Вот и сейчас. Вот-вот должна была разразиться гроза над Патампуром. Взволнованный, смущенный, Авенир расхаживал по комнате, переставлял с места на места книги, коробки со свитками, астрономические приборы. Если бы можно было уйти, спрятаться между строк, на коричневых, густо исписанных страницах! Если бы можно было стать частью той мудрости, что в своем самом совершенном виде изложена в словах, как бы свернута, сжата, наилучшим образом приготовлена для вечности!
Увы, это невозможно. Владыка Патампура — всего лишь человек. И этому человеку, книжнику, ученому, предстояло принимать военные решения. То, от чего он бегал всю жизнь. То, что было ему чуждо и ненавистно.
Молчали книги, бессильные помочь.
Звездочет Саниязи, изрядно постаревший и как-то странно облезший за минувшие годы, в молчаливом отчаянии ходил по комнате по пятам за своим господином.
Только Шлока, третий из находившихся в комнате, выглядел собранным, спокойным, готовым действовать. Обитатель двух миров, одновременно и мудрец, и воин, Шлока не страшился предстоящего испытания.
Он ждал, пока Авенир в состоянии будет выслушать его.
Раджа остановился, резко взметнув полами халата и едва не сбив с ног растерявшегося звездочета.
— Большая армия Аурангзеба вторгалась в наши земли, Шлока. Их предводитель — Шраддха, лучший воин Аурангзеба. Он непобедим, он жесток, хитер, умен. Он идет с единственной целью: стереть Патампур с лица земли. Уничтожить всех нас. Уничтожить… все это, — Авенир махнул рукавом, показывая на горы книг и приборов. — Что же делать? — вырвалось у него горестно.
Шлоке только и нужно было, чтобы его спросили об этом. Он сразу заговорил о главном.
— Кто возглавит оборону города, досточтимый раджа? Ты?

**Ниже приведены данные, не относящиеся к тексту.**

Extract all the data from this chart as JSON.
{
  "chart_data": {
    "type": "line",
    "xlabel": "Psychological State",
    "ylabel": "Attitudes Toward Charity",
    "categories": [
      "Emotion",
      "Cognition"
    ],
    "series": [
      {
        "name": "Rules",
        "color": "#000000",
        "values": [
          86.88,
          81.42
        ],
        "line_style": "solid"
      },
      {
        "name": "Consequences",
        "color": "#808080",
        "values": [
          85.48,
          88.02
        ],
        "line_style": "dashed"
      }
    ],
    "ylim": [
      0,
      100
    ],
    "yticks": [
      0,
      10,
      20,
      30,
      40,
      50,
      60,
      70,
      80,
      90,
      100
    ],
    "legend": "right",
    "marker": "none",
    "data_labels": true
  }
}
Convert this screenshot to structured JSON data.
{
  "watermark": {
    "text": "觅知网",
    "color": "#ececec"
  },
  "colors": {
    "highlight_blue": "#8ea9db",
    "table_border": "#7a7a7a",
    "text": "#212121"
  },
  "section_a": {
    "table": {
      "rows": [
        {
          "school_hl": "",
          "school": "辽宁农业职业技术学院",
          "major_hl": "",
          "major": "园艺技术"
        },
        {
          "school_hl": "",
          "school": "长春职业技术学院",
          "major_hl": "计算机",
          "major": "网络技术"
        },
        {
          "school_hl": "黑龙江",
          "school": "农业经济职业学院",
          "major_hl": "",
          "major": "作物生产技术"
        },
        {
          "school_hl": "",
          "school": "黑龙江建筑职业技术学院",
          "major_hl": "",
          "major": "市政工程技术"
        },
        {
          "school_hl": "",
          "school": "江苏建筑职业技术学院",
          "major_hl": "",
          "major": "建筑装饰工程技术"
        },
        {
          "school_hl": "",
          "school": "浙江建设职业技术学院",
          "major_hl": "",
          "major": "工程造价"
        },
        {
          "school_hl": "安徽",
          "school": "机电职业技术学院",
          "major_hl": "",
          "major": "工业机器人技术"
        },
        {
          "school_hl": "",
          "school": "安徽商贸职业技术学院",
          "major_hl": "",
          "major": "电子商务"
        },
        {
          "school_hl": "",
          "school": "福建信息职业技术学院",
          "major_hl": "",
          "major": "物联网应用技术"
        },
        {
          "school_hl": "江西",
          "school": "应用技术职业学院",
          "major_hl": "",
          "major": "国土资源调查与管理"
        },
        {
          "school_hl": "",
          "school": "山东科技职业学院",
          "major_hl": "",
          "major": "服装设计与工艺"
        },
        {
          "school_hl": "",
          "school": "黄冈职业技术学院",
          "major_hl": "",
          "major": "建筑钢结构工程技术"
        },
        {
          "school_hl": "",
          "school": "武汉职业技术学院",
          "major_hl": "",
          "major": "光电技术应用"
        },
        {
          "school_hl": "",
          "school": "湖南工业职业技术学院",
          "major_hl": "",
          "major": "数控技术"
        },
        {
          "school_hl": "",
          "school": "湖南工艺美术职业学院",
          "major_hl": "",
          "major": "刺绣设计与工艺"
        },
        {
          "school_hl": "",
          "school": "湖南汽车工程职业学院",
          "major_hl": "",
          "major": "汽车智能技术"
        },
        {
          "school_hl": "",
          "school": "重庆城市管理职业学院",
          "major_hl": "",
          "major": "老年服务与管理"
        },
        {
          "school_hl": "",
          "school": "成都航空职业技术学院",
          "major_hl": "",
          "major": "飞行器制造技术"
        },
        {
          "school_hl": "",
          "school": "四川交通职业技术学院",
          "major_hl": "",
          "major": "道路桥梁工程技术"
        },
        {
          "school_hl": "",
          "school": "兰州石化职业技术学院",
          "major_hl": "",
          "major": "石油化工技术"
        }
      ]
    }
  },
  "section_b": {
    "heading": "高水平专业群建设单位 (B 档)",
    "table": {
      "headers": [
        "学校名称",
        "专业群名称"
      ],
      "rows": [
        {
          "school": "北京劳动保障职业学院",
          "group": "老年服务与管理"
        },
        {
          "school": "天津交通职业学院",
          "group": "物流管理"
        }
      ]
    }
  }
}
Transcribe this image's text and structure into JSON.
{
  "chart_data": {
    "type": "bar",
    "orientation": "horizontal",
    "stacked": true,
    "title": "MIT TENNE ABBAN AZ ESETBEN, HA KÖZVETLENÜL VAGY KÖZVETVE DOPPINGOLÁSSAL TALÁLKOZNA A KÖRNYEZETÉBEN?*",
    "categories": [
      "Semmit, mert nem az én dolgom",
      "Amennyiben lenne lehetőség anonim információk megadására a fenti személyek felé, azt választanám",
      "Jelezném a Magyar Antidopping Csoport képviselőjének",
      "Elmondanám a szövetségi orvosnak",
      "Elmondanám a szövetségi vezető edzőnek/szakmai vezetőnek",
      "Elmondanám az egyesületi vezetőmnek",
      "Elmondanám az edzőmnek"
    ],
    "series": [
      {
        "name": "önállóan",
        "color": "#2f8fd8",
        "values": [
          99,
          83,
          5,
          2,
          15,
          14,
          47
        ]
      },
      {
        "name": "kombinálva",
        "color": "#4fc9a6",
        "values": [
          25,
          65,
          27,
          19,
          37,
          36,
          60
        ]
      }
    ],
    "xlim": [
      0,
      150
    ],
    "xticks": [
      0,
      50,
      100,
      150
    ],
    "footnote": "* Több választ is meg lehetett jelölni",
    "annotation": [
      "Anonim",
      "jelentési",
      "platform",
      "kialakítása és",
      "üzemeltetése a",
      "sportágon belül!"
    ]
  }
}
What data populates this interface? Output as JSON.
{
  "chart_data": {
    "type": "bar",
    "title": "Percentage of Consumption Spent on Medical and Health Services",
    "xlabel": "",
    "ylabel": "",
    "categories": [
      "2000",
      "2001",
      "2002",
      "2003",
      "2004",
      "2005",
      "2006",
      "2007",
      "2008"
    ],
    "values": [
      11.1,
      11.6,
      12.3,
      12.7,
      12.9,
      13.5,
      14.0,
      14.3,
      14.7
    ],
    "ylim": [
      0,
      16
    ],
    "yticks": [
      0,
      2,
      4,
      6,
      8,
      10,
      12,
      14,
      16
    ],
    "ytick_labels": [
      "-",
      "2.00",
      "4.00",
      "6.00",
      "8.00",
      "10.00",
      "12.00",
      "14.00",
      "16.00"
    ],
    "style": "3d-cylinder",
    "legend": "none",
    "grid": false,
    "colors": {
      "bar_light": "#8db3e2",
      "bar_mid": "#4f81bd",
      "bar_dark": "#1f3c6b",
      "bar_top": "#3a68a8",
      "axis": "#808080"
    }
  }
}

Ужас промелькнул в глазах Авенира. Глаза эти слезились, он щурил их в тщетной попытке лучше видеть собеседника. Что ж, ничего удивительного, если учесть, что раджа Авенир проводил ночи за чтением книг и разглядыванием звезд!
— Я ведь не воин, Шлока, — молвил раджа. — И тебе это хорошо известно. Увы! Мой отец пролил столько крови, что я ни разу в жизни не брал в руки оружия…
Шлока лениво повел плечом.
— Но у тебя есть сын. Пришло его время. Твой сын — воин, как и твой отец. Он защитит твой народ.